I'm confused by how an FM-index is built from a genome with multiple chromosomes (or more generically, any multi-sequence file). I understand the principles of the BWT, but do aligners such as BWA and Bowtie compute a separate BWT for each sequence or do they concatenate all sequences then compute a single BWT?
I'm interested to know for the sake of it but also because I need to include the mitochondrial and chloroplast genomes in an index, but BWA has one indexing method (IS) that can't handle a 'database' more than 2 Gbp while the other method (BWTSW) can't handle databases smaller than 10 Mbp (the organelle genomes are smaller than this...)

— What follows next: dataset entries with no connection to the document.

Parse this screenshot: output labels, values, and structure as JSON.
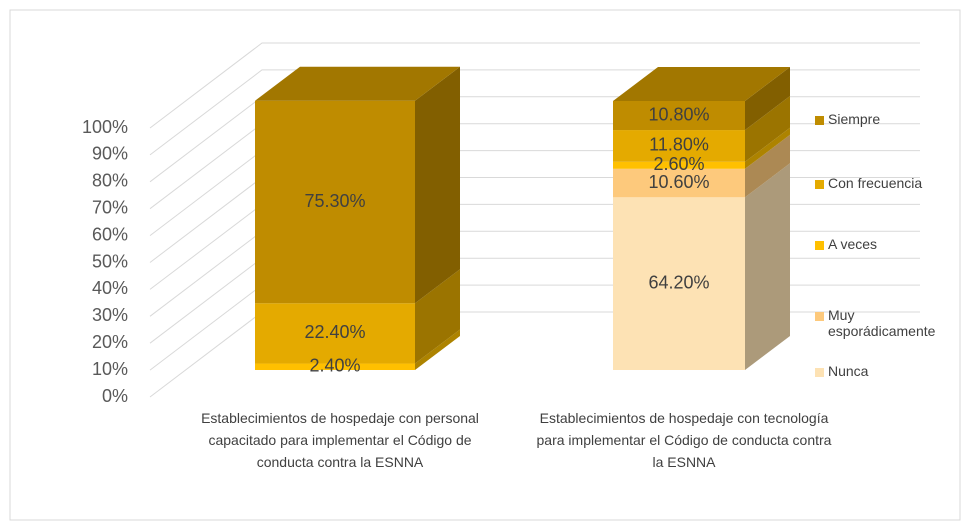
{
  "chart_data": {
    "type": "bar3d_stacked",
    "categories": [
      "Establecimientos de hospedaje con personal capacitado para implementar el Código de conducta contra la ESNNA",
      "Establecimientos de hospedaje con tecnología para implementar el Código de conducta contra la ESNNA"
    ],
    "series": [
      {
        "name": "Nunca",
        "color": "#fde2b4",
        "values": [
          null,
          64.2
        ],
        "value_labels": [
          null,
          "64.20%"
        ]
      },
      {
        "name": "Muy esporádicamente",
        "color": "#fdc97c",
        "values": [
          null,
          10.6
        ],
        "value_labels": [
          null,
          "10.60%"
        ]
      },
      {
        "name": "A veces",
        "color": "#ffc000",
        "values": [
          2.4,
          2.6
        ],
        "value_labels": [
          "2.40%",
          "2.60%"
        ]
      },
      {
        "name": "Con frecuencia",
        "color": "#e4aa00",
        "values": [
          22.4,
          11.8
        ],
        "value_labels": [
          "22.40%",
          "11.80%"
        ]
      },
      {
        "name": "Siempre",
        "color": "#bf8c00",
        "values": [
          75.3,
          10.8
        ],
        "value_labels": [
          "75.30%",
          "10.80%"
        ]
      }
    ],
    "ylim": [
      0,
      100
    ],
    "yticks": [
      {
        "value": 0,
        "label": "0%"
      },
      {
        "value": 10,
        "label": "10%"
      },
      {
        "value": 20,
        "label": "20%"
      },
      {
        "value": 30,
        "label": "30%"
      },
      {
        "value": 40,
        "label": "40%"
      },
      {
        "value": 50,
        "label": "50%"
      },
      {
        "value": 60,
        "label": "60%"
      },
      {
        "value": 70,
        "label": "70%"
      },
      {
        "value": 80,
        "label": "80%"
      },
      {
        "value": 90,
        "label": "90%"
      },
      {
        "value": 100,
        "label": "100%"
      }
    ],
    "grid": true,
    "legend": "right"
  }
}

I just don't know if 'database' in the documentation means the sum of all sequences or whether each sequence is considered a separate database. If the sequences are all concatenated then BWTSW should work fine, but otherwise it seems neither single indexing method works for both the large chromosomes I have to deal with and the tiny organelle genomes.
Thanks for your time!
Since a single index is built for one multi-fasta reference that should all count towards the size of the
database. Someone with right programming chops will need to confirm if that interpretation is technically correct.Thanks for your answer. Ok brilliant, that is the crux of the matter. If a single Burrows-Wheeler transformation is conducted on the whole concatenated sequence then yes, the BWA BWTSW indexer should work.